In the embodiment of FIG. 5, the base frame 1 of the support frame has a central pivot bearing 18 , the eye part of which is fastened to the foundation of the system in the center of the circular rail 3 . The pin part of the pivot bearing 18 is connected via a strut 19 to the three corner points of the base frame 1 . The wheel trolleys 2 'need by the central guidance of the pivot bearing 18 no on the circular rail 2 ' supporting support rollers. The upper frame 4 'is made smaller in this embodiment compared to the embodiment according to the previous example, so that the wall panels of the side walls are all inclined inwards, ie towards the vertical axis 13 .

In the embodiment of FIG. 6, the vertex C of the base frame 1 is provided 'of the supporting frame with a pivot bearing 18', while the two vertices A and B each having a wheeled undercarriage 2 'roll without lateral support. The pivot bearing 18 'is so out that it - in contrast to the pivot bearing 18 of the previous embodiment - can also absorb vertical support forces. For this, the support frame only requires two wheel trolleys 2 '. In this embodiment, the vertical axis 13 is shifted further towards the reflector 7 , which is advantageous for certain applications. The same applies to the further possible training, in which the vertical and horizontal axes cross.
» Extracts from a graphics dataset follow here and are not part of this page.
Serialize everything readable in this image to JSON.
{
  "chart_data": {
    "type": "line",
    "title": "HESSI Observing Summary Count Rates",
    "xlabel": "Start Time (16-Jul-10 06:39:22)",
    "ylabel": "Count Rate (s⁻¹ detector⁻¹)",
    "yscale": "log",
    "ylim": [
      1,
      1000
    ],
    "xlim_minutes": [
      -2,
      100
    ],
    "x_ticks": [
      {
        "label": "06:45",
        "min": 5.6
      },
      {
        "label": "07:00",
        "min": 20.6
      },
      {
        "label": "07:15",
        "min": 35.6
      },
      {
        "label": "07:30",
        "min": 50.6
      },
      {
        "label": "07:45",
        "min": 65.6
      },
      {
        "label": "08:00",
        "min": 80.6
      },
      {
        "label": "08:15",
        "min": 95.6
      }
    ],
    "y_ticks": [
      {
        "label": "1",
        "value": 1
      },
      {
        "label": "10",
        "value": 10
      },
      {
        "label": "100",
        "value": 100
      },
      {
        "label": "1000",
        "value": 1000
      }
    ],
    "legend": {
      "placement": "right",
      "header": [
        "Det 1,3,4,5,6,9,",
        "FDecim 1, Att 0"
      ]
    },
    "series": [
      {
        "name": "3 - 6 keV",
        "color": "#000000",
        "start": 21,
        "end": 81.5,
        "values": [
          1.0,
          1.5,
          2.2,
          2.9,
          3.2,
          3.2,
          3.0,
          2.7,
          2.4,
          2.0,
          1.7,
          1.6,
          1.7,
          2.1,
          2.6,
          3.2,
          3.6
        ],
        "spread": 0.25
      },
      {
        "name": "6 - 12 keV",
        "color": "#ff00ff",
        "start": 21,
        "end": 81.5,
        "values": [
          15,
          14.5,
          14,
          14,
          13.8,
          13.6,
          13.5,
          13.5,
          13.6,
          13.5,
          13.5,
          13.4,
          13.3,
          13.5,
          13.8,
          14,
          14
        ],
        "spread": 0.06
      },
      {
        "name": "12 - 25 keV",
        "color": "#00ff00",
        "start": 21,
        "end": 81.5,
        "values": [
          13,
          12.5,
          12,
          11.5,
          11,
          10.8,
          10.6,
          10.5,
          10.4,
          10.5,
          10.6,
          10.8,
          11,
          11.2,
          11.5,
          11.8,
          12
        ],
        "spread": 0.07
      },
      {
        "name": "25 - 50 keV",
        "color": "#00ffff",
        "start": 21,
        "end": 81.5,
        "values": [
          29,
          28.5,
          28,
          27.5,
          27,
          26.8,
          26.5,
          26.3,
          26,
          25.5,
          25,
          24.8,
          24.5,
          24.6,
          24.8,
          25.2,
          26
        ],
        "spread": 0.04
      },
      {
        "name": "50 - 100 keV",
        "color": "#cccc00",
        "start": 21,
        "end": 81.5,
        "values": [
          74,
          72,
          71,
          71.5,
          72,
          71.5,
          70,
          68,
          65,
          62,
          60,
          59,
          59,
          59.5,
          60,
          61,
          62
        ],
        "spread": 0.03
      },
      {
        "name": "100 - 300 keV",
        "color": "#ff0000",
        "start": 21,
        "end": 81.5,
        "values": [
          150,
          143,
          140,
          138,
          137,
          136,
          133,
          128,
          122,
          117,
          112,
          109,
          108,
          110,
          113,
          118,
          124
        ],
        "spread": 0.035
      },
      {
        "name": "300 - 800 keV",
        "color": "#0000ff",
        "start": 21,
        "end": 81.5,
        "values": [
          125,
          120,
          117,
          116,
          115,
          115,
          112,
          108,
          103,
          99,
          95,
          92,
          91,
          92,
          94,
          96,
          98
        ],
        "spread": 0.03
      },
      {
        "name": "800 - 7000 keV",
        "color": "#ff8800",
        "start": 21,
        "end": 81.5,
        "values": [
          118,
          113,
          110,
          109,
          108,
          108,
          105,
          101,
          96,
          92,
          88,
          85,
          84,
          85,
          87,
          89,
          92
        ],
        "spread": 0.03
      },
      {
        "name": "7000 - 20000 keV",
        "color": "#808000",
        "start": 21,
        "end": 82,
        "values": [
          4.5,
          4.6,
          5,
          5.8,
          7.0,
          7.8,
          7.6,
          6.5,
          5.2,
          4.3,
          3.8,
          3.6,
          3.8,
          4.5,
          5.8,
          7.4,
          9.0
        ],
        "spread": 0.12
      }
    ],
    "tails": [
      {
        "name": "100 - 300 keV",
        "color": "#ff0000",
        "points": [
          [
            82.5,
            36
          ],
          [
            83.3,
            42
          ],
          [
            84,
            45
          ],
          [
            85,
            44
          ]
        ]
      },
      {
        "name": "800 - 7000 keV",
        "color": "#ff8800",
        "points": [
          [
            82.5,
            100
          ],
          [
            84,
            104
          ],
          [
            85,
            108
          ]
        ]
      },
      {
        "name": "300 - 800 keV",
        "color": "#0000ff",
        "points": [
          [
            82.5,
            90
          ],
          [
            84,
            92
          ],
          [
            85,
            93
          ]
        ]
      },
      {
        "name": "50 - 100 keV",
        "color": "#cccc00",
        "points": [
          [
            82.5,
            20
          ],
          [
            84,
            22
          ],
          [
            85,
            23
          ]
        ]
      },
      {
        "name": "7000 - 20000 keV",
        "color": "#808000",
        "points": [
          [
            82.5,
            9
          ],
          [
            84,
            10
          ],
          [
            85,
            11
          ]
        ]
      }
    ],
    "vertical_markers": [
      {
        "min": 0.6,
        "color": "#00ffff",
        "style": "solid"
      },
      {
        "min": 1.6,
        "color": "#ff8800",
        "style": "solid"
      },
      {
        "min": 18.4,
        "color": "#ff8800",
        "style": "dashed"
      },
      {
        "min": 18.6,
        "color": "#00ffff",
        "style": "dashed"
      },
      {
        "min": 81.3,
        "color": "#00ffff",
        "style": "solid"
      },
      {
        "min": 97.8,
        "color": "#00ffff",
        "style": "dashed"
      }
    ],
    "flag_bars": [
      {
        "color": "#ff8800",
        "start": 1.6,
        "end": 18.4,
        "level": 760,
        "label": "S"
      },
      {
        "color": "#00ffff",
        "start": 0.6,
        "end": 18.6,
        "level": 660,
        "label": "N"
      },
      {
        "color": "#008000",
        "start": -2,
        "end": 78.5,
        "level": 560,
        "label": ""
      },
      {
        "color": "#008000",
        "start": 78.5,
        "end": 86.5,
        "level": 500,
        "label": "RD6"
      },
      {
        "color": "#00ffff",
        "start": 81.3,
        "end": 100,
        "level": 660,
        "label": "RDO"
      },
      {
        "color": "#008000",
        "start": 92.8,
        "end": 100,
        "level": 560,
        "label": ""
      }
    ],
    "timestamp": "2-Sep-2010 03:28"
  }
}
Fig. 8 shows a support frame, the upper frame 4 '' is not parallel to the base frame 1 and the side walls are stiffened by a triangle so that the rods 12 'are each halved by a node 20 . The same applies to the basic frame 1 and the upper frame 4 ''. The corner points A , B and C of the base frame 1 are firmly anchored to the foundation in this embodiment, while the corner points a and b of the upper frame 4 '', which are higher than the corner point c and the two bearings 5 for the pivotable holder of the reflector, not shown, are arranged higher. This construction creates a larger space on the back of the reflector.

Claims (10)

1. Support frame of a reflector, which - preferably rotatable about a vertical axis - is connected to a foundation and is constructed as a truss composed of triangles, which has a triangular horizontal base frame, one of whose rods runs parallel to a horizontal axis about which the reflector at the upper end of the support frame is pivotally arranged, characterized in that the support frame at its upper end has a base frame ( 1 , 1 ') opposite the triangular frame ( 4 , 4 ', 4 ''), the corner points of which ( a , b , c are each connected to the corner points ( A , B , C ) of the base frame. 2. Support frame according to claim 1, characterized in that the bearings ( 5 ) for the pivotable mounting of the reflector ( 7 ) are arranged at two corner points ( a , b ) of the upper frame ( 4 , 4 ', 4 ''). 3. Support frame according to claim 2, characterized in that at the third corner point ( c ) of the obe ren frame ( 4 , 4 ', 4 '') on the reflector ( 7 ) articulated length-adjusting device (spindle 10 ) is pivotally arranged. 4. Support frame according to claim 1, 2 or 3, which is supported with wheels on a circular rail, characterized in that the trolleys ( 2 ) laterally around the head of the rail ( 3 ) encompassing support rollers ( 17 ) rotatable about a vertical axis. 5. Support frame according to claim 1, 2 or 3, which is supported by wheels on a circular rail, characterized in that the vertical axis ( 13 ) by a rail in the center of the circle ( 3 , 3 ') and on the base frame ( 1 , 1st ') On the one hand and on the foundation on the other hand arranged pivot bearing. 6. Support frame according to claim 5, characterized in that the pivot bearing ( 18 ') on the reflector ( 7 ) facing corner point ( C ) of the base frame ( 1 ') is arranged. 7. Support frame according to claim 5, characterized in that the pivot bearing ( 18 ) is arranged in the center of the base frame ( 1 ) and connected via struts ( 19 ) with the corner points ( A , B , C ). 8. Support frame according to one of the preceding An sayings, characterized in that the upward tapering triangles on the sides walls run in a vertical plane. 9. Support frame according to one of the preceding claims, characterized in that the upper frame ( 4 , 4 ') to the base frame ( 1 , 1 ') is arranged in parallel. 10. Support frame according to claim 8 or 9, characterized in that the base frame ( 1 , 1 ') and the upper frame ( 4 , 4 ') each form an equilateral triangle.